A piercing headache spiked between my eyes. I gasped as Tom peeled my fingers off the railing. Blind with pain, I felt his arm come around me. He guided me out of the clock tower, and I blinked at the sunlight through a haze of needles.

The others were waiting in the rose garden, and Janice’s spiel of information broke off sharply. “Is she all right?” Janice asked.

“We’re just going to rest here a bit,” Tom said. “You all go ahead.”

I sank to a bench and leaned my head heavily into my hand.

“I can call the nurse,” Janice said.

“No,” I mumbled.

“It’s okay. She gets a little nauseous sometimes,” Tom said. “We’re fine, really.”

Dimly, I heard them discussing me, but I couldn’t say anything more. My headache was crushing my brain into pulp. One instant it was so bad I thought I was imploding, and the next instant, just as suddenly, the pain vanished, like a vice breaking apart into atoms. Cautiously, I tilted my face back so the sunlight fell on my cheeks. Merciful tingles of pleasure danced down my skin like warm streams of water, and the world returned to focus.

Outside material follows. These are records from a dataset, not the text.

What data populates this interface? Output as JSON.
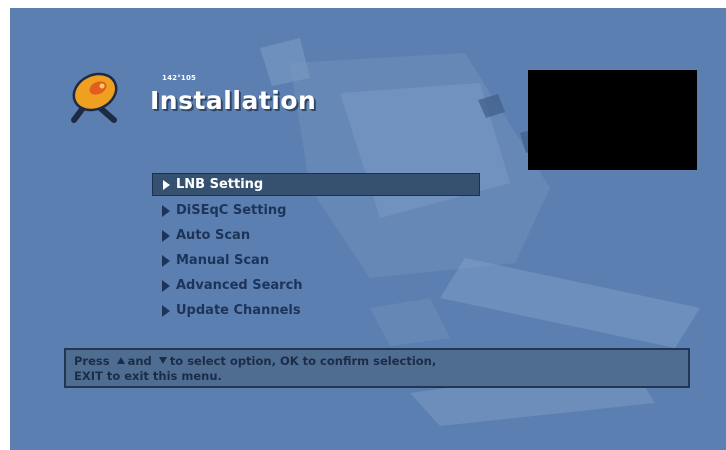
{
  "header": {
    "subtitle": "142°105",
    "title": "Installation"
  },
  "menu": {
    "items": [
      {
        "label": "LNB Setting",
        "selected": true
      },
      {
        "label": "DiSEqC Setting",
        "selected": false
      },
      {
        "label": "Auto Scan",
        "selected": false
      },
      {
        "label": "Manual Scan",
        "selected": false
      },
      {
        "label": "Advanced Search",
        "selected": false
      },
      {
        "label": "Update Channels",
        "selected": false
      }
    ]
  },
  "help": {
    "press": "Press",
    "and": "and",
    "rest_line1": "to select option, OK to confirm selection,",
    "line2": "EXIT to exit this menu."
  },
  "colors": {
    "background": "#5b7fb0",
    "selected_bg": "#36506f",
    "text_dark": "#1e3358",
    "preview": "#000000"
  },
  "icons": {
    "logo": "satellite-dish-icon",
    "menu_bullet": "triangle-right-icon",
    "up": "triangle-up-icon",
    "down": "triangle-down-icon"
  }
}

“See? She’s already better,” Tom said.

“I guess,” Janice said uneasily. She pointed to the nearest building. “There’s a bathroom in the dean’s tower if you need it.”

“Thanks,” Tom said. “We’re all good. And thanks for the tour.”

Janice gave us one last look, and then she continued with the others, veering off toward the studio art building.

“What was that about?” Tom said quietly. He sat beside me, and his eyes were lit with concern.

My baby kicked inside me, and I shifted slowly on the bench. “Just some weird spiking headache,” I said. “It’s gone completely.”